By Roger Payne | October 21, 2020

The AASC conference is always a highlight for us at VSN, and it is a real disappointment that we cannot meet this year. Nevertheless it is good to be able to keep in touch by email, MS Teams and Zoom - and to know that you are keeping safe.

The Genstat team is dispersed over the two hemispheres, and so we are used to collaborating at a distance. Genstat development has continued almost unaffected, and I am glad to have this opportunity to tell you what we have been doing. We are developing Genstat-based apps for future cloud services, which we shall be able to demonstrate when we can next meet together. The main activity, though, has been to complete the 21st Edition of Genstat.

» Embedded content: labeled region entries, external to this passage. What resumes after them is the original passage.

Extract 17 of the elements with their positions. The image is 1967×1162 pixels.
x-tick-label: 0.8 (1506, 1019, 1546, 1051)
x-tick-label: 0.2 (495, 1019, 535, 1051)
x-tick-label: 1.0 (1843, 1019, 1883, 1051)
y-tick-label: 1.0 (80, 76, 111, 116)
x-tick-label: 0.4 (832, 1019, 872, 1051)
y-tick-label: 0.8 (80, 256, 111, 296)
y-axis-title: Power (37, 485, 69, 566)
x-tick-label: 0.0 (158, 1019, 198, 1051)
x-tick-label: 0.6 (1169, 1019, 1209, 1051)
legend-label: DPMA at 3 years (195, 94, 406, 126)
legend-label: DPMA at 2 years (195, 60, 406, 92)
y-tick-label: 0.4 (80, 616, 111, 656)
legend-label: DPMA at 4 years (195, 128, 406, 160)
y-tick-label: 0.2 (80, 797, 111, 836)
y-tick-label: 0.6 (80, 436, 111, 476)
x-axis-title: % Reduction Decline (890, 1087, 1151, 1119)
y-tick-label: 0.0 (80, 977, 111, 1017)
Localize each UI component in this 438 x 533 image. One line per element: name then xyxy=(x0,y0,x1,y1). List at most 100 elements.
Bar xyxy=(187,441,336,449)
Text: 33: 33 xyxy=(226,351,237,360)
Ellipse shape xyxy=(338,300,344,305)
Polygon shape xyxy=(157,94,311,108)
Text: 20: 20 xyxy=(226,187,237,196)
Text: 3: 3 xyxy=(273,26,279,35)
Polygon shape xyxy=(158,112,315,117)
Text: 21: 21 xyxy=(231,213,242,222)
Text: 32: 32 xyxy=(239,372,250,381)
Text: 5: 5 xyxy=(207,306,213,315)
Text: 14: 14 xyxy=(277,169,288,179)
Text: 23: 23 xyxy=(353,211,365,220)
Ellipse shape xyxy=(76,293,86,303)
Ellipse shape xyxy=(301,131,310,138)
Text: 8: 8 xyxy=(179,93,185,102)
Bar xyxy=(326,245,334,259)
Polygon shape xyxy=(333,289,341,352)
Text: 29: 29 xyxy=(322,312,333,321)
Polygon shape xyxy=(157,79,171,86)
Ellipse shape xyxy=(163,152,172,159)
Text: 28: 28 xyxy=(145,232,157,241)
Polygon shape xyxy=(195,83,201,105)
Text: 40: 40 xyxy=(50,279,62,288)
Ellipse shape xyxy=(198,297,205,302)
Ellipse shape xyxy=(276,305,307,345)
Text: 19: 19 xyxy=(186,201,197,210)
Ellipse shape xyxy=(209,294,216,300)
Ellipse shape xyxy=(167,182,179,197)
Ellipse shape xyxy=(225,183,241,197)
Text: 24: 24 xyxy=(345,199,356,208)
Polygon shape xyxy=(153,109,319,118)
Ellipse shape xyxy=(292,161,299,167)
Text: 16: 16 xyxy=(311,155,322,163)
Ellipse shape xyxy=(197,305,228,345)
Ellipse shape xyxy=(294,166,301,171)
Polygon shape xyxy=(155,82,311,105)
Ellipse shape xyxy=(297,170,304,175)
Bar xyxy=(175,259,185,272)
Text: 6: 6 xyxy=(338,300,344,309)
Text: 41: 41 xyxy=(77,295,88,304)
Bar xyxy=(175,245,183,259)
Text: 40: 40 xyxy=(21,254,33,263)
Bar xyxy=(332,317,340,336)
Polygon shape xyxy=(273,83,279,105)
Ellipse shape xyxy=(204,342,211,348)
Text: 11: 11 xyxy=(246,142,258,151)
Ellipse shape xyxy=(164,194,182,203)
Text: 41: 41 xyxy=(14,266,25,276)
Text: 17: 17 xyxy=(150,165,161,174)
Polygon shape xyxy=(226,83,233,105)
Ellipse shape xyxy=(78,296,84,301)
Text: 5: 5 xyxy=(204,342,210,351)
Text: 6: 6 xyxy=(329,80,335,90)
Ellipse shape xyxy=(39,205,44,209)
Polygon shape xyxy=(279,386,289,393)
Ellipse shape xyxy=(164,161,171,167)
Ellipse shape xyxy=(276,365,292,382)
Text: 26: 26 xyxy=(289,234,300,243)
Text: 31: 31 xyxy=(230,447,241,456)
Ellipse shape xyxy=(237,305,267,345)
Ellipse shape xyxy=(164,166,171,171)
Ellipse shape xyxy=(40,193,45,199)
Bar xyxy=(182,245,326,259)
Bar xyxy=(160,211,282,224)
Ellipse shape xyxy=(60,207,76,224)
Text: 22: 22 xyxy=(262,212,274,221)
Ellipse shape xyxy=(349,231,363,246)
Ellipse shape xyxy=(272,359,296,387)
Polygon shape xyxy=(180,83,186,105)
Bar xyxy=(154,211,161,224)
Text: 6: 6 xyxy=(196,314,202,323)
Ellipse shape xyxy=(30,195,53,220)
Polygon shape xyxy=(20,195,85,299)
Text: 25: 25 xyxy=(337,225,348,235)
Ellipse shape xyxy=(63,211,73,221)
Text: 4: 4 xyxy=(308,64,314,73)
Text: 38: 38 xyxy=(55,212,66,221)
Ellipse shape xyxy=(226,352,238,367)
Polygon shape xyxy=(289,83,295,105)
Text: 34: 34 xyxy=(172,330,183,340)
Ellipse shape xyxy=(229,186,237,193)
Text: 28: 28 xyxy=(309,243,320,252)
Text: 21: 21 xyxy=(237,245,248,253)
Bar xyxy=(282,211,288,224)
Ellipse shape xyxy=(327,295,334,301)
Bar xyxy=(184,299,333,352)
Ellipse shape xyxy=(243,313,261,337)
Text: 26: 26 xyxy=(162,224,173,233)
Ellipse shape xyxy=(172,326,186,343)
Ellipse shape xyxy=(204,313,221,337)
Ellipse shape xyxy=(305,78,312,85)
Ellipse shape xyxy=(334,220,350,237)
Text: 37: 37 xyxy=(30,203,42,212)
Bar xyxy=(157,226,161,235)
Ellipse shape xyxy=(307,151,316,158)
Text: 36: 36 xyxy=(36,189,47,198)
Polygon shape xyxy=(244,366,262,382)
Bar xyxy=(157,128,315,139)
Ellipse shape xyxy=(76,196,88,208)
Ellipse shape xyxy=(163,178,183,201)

A major focus of the 21st Edition has been to provide new menus and procedures to help determine the appropriate fixed terms to include in a REML analysis. This is a weak point of all REML software (including previous Genstat editions), as the focus has always been more on the randommodel. However, with wider usage of REML outside variety trials, QTL analysis etc, the fixed model is becoming more important. You can now explore the model by adding and dropping terms, just as you would in ordinary regression. You can also fit all subsets, and use statistics such as the Akaike or Schwarz Bayesian Information Coefficients to decide on the best model.

There are new menus and procedures for multi-treatment meta analysis based on summary results from the individual experiments, for response surfaces and for separation plots. There are also many minor extensions, including the ability to provide BLUPs from ANOVA.

Design is another important development area, and we have new commands to construct augmented block designs and doubly resolvable row-column designs, which should be very useful in all our core biological areas and especially variety trials.

Other new commands allow you to obtain details of the syntax of commands and the source code of procedures stored in a procedure library. This will be especially useful for the support calls that sometimes occur, where the user still has the library but has lost the original source. The source can now be recovered for updates and modification. These provide the basis for new menus to encourage use of Genstat’s commands. You can insert standard sections of code into a text box, for example for loops and if-blocks. There is also a menu where you can enter the options and parameters for a command to use any directive or procedure.

So Genstat’s life goes on in these difficult times. Please keep safe until Covid 19 is less of a danger, so that we can meet again in 2022.